Trump has not limited himself to climate skepticism. In a video shared by NEW clips, he weighed in on the approaching winter storm in a tone that mixed grievance politics with offhand weather commentary, again casting doubt on the idea of human driven warming. Another account described how he used the massive incoming storm to jab at climate activists, with a post titled Trump Uses Massive, shared on Truth Social on a Friday, in which the President again mocked environmentalists as alarmists.
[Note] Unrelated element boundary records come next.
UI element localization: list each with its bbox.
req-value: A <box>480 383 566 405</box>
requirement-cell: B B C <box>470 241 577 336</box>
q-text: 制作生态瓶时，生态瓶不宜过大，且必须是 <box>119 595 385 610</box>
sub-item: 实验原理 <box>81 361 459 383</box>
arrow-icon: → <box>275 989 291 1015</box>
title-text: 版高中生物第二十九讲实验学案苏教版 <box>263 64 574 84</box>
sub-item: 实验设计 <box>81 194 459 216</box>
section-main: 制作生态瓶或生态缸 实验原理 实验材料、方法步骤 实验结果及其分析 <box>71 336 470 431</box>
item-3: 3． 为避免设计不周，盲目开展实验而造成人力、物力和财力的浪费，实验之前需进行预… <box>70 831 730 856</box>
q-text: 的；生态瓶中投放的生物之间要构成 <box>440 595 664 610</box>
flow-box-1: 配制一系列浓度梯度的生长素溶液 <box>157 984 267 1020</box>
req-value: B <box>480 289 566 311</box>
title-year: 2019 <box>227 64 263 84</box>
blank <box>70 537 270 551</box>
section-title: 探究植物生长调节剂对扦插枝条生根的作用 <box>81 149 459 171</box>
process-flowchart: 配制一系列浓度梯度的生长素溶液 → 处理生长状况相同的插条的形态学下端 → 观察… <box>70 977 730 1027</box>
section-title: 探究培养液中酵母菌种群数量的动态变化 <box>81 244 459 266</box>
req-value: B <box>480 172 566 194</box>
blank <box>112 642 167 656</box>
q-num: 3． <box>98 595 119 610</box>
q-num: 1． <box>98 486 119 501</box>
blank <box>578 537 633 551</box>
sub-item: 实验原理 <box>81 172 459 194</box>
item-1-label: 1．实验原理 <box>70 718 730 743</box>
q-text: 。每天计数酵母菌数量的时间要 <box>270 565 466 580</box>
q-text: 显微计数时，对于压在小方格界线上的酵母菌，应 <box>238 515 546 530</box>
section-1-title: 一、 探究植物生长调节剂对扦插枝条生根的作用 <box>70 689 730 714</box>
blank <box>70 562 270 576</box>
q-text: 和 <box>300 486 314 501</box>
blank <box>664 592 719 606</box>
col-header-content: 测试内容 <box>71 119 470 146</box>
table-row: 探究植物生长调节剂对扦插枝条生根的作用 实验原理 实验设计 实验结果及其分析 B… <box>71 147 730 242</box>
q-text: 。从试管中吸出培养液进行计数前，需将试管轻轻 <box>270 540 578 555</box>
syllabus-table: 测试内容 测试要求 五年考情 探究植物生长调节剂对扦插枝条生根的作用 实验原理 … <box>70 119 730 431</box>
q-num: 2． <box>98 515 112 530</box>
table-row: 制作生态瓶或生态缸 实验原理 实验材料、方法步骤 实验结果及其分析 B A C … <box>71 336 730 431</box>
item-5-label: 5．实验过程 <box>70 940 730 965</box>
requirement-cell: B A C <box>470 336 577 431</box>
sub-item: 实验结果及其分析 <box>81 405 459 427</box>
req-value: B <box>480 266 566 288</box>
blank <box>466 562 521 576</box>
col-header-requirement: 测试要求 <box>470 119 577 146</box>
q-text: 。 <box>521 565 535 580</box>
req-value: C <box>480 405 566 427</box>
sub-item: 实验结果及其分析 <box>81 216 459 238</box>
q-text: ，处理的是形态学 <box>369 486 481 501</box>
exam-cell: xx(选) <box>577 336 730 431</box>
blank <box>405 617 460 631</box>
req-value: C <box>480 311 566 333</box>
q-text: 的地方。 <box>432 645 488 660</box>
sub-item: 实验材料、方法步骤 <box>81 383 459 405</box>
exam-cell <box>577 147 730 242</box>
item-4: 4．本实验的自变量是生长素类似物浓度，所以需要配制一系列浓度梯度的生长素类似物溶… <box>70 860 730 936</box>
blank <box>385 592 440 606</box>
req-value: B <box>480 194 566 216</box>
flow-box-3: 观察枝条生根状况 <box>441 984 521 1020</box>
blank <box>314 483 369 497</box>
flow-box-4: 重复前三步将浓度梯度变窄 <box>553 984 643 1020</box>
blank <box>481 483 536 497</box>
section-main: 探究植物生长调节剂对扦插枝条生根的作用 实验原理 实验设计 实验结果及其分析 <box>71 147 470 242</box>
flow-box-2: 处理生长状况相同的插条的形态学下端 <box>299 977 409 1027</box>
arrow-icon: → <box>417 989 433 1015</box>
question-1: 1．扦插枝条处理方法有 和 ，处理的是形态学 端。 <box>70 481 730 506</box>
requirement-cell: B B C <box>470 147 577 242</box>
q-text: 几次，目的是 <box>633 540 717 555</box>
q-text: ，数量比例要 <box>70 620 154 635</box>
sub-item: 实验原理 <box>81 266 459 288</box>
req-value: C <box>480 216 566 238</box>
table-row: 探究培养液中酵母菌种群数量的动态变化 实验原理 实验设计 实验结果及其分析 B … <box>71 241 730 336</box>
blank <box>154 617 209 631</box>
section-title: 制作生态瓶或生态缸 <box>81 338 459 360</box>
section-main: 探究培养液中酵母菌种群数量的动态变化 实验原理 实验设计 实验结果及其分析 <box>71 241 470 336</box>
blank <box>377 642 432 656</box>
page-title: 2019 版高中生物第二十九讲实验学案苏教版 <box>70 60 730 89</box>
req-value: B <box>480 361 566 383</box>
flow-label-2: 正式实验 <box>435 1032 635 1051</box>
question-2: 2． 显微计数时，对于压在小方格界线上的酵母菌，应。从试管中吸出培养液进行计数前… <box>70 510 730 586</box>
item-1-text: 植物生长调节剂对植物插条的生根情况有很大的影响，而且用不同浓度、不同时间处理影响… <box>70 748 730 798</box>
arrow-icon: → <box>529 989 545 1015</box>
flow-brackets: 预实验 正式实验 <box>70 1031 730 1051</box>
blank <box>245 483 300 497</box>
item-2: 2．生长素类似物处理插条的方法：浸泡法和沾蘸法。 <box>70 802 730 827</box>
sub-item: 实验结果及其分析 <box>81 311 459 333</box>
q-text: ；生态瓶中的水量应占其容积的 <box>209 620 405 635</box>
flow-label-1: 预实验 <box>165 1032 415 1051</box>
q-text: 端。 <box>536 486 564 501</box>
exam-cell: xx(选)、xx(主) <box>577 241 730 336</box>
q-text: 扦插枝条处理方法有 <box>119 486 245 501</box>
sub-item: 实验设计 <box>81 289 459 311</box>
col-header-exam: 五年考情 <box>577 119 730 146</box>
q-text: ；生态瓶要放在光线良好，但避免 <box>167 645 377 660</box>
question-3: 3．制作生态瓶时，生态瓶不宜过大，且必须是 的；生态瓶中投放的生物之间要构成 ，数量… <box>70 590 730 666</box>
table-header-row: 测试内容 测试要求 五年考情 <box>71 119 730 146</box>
Online behavior that alarms even some allies

The “ice storm” episode is not an isolated outburst. Over the past year, Trump’s online behavior has grown more erratic, with late night tirades, personal insults and conspiracy laden posts that have prompted some former aides to describe the president as increasingly unmoored. One detailed examination of his digital habits quoted critics who called him “unhinged,” noting that his declaration of a Greenland framework deal and other eyebrow raising moments had already raised questions about his judgment, as chronicled in pieces that were among the Most read Across the Guardian.

Those concerns have only intensified in his second term. A separate overview of Trump’s tenure catalogued a series of bizarre scenes, from his fixation on Greenland to rambling public appearances, arguing that his presidency has been rife with moments that would have been unthinkable in previous administrations. That same analysis, which again ranked among the Most viewed Across the Guardian, places the current “ice storm” fixation squarely within a broader narrative of a president whose public statements often seem detached from both expert advice and observable reality.